Berawal dari hobi, Ia kemudian membeli 12 ekor buaya. “Kemudian terus berkembang hingga akhirnya sampai 2000 ekor seperti saat ini,” jelasnya. Bagian belakang rumah Lo Than Muk dijadikan sebagai kolam-kolam tempat penangkaran buaya. Terdapat 78 bak dan satu tempat semacam danau dimana buaya dapat dengan leluasa hidup di air dan bermain ke darat.
Namun, untuk menjaga keamanan, Lo Than Muk juga membangun tembok panjang di bagian belakang. Total lahan seluas dua hektar yang terletak di Jalan Bunga Raya II ini tentu tidak cukup menampung buaya sebanyak itu sehingga dalam satu kandang yang sempit terlihat puluhan buaya berukuran sedang saling menumpuk.

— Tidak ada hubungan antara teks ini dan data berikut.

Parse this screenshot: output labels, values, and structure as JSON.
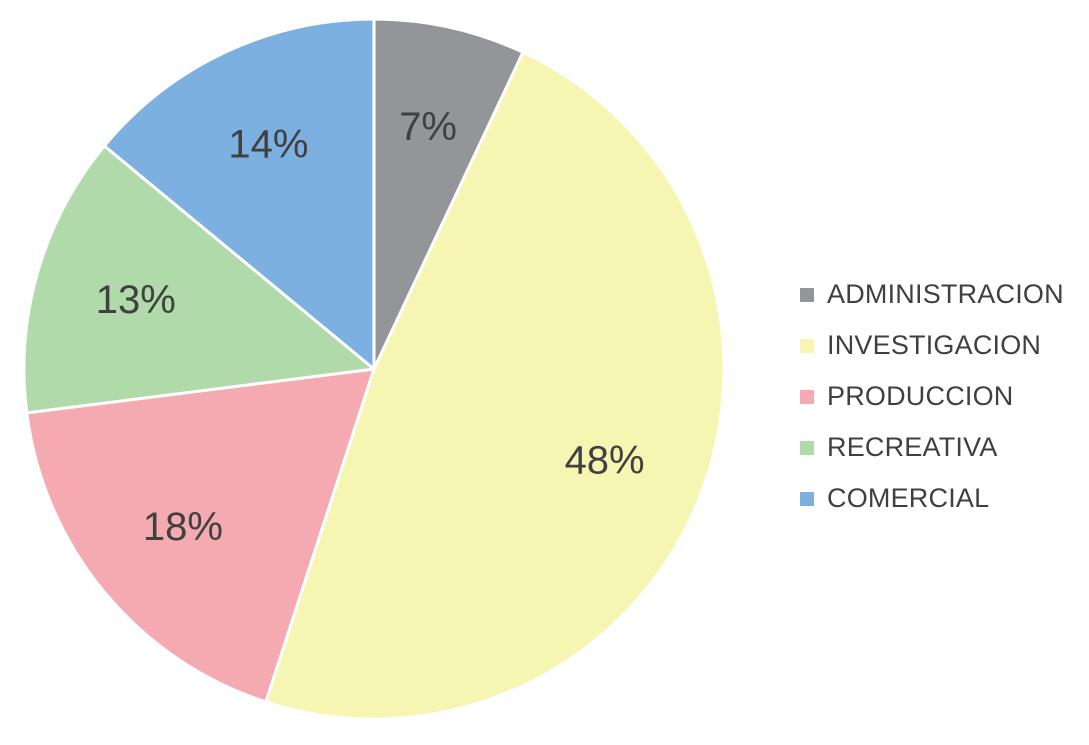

Menurut Lo Than Muk, kondisi tersebut akibat kekurangan dana karena tidak adanya bantuan dari Pemerintah Kota (Pemko) Medan. Pemerintah kota Medan sendiri sama sekali tidak membantu kesulitan yang dialami objek wisata yang sebenarnya cukup potensial ini. Alasannya karena dari pemerintah sendiri tidak mempunyai dana.
Selain itu, pengelola tempat ini juga kekurangan sumber daya manusia. Padahal di depan pintu masuk terpampang logo Dinas Parwisata Pemko Medan. Pintu tersebut memang bantuan pemko beserta pagar yang dibangun 15 tahun silam. “Selain itu tidak ada lagi bantuan dari pemko, ya kata mereka (Disbudpar) tidak ada dana,” Lo Than Muk (4/9). Sehingga untuk melakukan pegembangan hampir tidak mungkin dan saat ini pihak pengelola hanya fokus agar obyek wisata tersebut dapat bertahan.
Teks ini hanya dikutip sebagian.